Eine Mediation für alle Wohnungseigentümer und die Verwaltung als Vorbereitung für eine energetische Sanierung? Das dürfte in der Praxis Seltenheitswert haben. Welche niedrigschwelligen Möglichkeiten gibt es?
Sehr hilfreich ist, wenn als erster Schritt – beispielsweise im Rahmen eines Infoabends mit allen Betroffenen geklärt wird: Worüber sprechen wir? Was sind die Interessen der einzelnen? Für die Erarbeitung von Themen, die zu klären sind, sowie die Ermittlung von Interessen gibt es fundierte Methoden, in denen der Moderator des Infoabends geübt sein sollte. Ungeübten Moderatoren passiert es schnell, dass das Gespräch in einem Austausch über Positionen bleibt und die dahinter stehenden Interessen gar nicht besprochen werden. Wenn alle wissen, wo beim Schwächsten die finanzielle Grenze ist, können sie diese von vornherein einbeziehen. Wenn bekannt ist, dass mehrere Mitglieder der Gemeinschaft überzeugt sind, es gibt keinen Klimawandel, dann ist es wichtig, diese Haltung zu respektieren, auch wenn man sich damit vielleicht selbst überhaupt nicht identifizieren kann. Ein fundiertes Stimmungsbild schärft das Problembewusstsein. Gepaart mit gegenseitigem Respekt erleichtert es die Suche nach einer Lösung.

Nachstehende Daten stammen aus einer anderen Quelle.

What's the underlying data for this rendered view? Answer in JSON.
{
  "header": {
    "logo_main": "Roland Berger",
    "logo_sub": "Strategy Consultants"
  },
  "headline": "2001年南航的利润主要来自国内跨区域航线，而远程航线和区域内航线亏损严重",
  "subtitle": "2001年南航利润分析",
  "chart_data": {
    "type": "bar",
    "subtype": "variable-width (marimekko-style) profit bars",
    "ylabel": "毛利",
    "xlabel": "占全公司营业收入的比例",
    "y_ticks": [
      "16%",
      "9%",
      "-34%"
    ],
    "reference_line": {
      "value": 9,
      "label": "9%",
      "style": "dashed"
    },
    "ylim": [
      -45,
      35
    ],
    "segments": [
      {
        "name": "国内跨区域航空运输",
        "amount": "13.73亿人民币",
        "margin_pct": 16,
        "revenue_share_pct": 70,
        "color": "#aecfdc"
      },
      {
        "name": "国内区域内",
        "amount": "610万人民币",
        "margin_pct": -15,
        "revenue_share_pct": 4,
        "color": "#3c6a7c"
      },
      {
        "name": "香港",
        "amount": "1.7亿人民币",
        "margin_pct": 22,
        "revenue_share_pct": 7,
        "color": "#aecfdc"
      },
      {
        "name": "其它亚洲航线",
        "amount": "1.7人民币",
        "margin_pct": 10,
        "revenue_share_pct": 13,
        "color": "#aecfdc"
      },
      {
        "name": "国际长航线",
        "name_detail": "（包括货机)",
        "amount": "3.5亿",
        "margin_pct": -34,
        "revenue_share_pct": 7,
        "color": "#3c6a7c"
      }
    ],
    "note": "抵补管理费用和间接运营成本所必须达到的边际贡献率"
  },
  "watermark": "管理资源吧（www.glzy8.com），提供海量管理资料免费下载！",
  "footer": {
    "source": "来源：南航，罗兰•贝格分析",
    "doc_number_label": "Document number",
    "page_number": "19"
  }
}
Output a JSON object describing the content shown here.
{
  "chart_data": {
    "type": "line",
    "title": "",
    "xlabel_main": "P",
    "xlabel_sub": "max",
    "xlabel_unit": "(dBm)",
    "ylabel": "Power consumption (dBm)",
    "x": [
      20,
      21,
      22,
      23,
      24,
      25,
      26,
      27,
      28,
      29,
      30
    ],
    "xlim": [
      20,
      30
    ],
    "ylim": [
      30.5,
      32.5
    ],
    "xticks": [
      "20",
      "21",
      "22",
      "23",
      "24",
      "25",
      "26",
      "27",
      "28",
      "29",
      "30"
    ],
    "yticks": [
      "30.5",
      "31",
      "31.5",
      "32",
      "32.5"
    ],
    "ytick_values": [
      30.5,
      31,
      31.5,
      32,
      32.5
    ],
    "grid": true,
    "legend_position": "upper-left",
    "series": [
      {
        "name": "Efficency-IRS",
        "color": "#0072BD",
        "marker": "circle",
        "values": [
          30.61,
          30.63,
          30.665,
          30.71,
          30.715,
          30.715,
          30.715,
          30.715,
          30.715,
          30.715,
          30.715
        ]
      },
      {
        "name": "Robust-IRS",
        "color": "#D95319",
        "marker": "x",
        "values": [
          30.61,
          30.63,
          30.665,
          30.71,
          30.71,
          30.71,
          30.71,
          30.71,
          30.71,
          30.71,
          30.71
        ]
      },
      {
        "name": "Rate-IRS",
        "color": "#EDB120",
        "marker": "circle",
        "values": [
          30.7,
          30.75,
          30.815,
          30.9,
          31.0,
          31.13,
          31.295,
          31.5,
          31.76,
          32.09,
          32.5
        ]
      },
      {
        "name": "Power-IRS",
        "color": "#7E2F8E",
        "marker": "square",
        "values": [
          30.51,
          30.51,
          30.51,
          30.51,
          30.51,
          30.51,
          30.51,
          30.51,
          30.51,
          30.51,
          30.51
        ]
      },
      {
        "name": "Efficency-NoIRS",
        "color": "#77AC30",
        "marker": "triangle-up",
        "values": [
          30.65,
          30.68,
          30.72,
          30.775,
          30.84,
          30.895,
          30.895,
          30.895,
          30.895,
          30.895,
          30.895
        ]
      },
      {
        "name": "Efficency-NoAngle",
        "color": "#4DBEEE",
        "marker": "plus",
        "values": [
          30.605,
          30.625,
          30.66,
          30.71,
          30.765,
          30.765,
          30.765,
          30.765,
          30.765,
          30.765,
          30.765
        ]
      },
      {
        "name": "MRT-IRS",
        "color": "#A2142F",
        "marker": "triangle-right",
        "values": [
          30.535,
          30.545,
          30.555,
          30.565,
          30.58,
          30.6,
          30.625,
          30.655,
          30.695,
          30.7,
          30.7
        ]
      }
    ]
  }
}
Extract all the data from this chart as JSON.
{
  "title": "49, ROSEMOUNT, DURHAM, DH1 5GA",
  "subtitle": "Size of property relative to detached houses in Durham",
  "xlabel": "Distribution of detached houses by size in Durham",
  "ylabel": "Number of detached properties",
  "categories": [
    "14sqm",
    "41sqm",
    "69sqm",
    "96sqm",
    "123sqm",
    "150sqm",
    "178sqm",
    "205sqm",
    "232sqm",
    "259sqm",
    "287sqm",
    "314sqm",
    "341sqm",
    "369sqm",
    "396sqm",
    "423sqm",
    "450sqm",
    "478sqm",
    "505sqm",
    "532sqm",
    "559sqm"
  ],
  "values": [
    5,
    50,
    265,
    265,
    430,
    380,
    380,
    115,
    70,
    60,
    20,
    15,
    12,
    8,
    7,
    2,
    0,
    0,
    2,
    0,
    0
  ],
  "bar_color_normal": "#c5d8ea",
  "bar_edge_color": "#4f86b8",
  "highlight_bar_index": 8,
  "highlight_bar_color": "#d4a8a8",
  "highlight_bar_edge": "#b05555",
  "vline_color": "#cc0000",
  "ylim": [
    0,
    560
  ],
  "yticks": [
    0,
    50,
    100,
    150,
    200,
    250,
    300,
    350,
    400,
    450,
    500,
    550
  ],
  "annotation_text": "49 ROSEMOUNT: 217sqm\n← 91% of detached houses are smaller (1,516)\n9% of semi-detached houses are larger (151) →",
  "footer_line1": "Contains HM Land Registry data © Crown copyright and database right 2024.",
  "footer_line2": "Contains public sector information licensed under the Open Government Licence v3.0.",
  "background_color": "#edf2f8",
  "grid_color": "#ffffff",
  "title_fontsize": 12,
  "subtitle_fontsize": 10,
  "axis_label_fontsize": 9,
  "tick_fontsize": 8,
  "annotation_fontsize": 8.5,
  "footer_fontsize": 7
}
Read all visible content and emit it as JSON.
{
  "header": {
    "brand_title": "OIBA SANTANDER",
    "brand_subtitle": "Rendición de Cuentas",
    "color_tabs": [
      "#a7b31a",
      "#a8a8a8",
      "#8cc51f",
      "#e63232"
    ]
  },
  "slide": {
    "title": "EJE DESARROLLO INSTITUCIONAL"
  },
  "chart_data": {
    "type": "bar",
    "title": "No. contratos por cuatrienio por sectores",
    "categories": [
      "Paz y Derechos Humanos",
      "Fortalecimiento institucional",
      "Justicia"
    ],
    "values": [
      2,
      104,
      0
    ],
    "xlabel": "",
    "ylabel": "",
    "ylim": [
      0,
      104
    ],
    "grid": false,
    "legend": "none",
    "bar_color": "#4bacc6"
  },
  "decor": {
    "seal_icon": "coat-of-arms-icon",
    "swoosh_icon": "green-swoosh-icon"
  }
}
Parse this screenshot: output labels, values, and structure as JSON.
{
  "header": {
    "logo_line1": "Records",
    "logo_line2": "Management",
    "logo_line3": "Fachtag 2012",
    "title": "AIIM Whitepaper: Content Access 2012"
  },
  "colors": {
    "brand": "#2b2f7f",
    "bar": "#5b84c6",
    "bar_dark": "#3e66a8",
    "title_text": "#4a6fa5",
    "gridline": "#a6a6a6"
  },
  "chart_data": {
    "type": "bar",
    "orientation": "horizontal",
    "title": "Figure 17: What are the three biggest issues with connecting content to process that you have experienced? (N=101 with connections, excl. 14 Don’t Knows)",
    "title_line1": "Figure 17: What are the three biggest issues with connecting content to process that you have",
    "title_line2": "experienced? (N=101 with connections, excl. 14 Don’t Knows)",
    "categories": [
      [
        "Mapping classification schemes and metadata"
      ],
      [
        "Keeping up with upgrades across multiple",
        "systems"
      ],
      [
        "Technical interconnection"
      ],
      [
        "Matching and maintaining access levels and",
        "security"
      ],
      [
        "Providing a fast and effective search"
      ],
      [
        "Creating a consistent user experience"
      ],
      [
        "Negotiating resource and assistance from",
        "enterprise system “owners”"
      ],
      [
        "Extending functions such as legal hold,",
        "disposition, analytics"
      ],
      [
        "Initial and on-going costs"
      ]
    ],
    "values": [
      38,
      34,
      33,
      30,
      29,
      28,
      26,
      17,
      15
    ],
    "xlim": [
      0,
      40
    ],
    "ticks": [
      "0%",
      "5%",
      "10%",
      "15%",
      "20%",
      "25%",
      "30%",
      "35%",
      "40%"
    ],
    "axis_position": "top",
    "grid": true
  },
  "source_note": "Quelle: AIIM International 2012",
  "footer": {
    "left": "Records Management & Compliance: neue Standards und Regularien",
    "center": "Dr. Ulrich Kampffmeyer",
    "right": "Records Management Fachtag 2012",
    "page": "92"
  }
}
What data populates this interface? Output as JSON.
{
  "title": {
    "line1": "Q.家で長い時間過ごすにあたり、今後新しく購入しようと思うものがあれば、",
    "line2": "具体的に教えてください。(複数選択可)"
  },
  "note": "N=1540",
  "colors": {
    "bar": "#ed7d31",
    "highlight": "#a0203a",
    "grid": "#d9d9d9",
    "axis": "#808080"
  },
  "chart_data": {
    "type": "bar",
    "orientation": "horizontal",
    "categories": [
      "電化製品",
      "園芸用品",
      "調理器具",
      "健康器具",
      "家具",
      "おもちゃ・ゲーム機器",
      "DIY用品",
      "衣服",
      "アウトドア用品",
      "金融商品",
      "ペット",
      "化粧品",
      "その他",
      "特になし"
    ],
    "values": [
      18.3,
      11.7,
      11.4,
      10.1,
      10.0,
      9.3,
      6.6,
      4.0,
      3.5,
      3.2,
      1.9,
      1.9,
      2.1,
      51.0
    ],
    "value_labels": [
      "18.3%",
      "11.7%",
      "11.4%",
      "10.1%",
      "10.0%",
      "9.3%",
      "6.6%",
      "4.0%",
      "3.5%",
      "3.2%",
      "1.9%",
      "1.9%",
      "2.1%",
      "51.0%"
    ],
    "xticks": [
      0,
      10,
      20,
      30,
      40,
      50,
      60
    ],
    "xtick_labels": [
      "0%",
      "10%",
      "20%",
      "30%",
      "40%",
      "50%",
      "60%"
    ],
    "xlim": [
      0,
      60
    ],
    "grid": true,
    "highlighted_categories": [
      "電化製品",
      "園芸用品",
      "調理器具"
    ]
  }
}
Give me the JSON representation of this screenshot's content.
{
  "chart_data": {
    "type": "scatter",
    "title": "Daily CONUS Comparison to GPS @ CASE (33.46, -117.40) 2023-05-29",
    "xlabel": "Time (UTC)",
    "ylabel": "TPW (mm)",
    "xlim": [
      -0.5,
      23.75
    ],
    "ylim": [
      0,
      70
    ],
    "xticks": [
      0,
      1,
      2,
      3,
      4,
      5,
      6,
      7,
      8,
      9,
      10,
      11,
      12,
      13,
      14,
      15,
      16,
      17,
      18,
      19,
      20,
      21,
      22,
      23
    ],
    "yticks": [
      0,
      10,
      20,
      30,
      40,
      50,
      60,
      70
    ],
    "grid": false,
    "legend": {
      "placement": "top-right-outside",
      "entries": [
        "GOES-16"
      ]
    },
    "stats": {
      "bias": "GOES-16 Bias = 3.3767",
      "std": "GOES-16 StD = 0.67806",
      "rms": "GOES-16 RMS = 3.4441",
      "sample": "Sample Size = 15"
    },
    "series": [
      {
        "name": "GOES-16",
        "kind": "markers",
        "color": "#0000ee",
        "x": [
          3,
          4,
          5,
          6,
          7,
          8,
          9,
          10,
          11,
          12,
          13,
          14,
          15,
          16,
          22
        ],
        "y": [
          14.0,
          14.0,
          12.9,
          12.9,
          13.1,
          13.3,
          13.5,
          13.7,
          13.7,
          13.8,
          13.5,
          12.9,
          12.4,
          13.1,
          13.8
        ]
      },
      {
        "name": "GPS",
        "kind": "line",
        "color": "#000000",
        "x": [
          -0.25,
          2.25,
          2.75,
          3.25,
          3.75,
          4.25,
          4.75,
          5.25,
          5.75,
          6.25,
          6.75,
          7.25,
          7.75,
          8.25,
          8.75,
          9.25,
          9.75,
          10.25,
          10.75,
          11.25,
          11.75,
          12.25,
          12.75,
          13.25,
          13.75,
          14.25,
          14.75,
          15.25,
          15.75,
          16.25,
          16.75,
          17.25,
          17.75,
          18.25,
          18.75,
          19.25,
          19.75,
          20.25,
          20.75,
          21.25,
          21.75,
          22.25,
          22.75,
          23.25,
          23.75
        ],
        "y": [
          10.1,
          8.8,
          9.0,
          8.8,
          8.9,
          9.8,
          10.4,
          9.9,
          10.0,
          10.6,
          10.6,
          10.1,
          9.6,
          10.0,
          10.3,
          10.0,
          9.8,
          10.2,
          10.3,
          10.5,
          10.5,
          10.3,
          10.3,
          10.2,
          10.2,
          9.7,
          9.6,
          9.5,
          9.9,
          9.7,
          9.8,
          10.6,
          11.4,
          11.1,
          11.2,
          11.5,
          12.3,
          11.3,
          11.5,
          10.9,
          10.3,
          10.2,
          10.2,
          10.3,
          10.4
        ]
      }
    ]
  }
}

Der Umgang mit Konflikten in Eigentümerversammlungen verlangt von Hausverwaltungen ausgeprägte soziale Kompetenzen, diplomatisches Geschick und kommunikatives Know-how. Gerade wenn über umfangreiche Investitionen diskutiert wird, sind Emotionen im Spiel. Wie können sich Verwaltungsmitarbeiter wappnen?
Es gibt die unterschiedlichsten Möglichkeiten. Natürlich kann man sich für einen konkreten Einzelfall coachen lassen. Andererseits haben WEG-Verwaltungen immer wieder mit ähnlichen Konstellationen zu tun. Insofern ist es durchaus eine Überlegung wert, sich durch Verhandlungs- oder Moderationstraining entsprechende Kompetenzen anzueignen. Denkbar ist auch, dass sich mehrere Verwaltungen zu einem gemeinsamen Workshop zusammentun. In größeren Unternehmen kann es sinnvoll sein, ein oder zwei Mitarbeiter gezielt in Verhandlungsführung zu schulen. Diese können dann bei Bedarf auch in Eigentümerversammlungen von Gemeinschaften hinzugezogen werden.
Sind Energieberater Ihrer Beobachtung nach ausreichend auf die Diskussionen in Eigentümerversammlungen vorbereitet?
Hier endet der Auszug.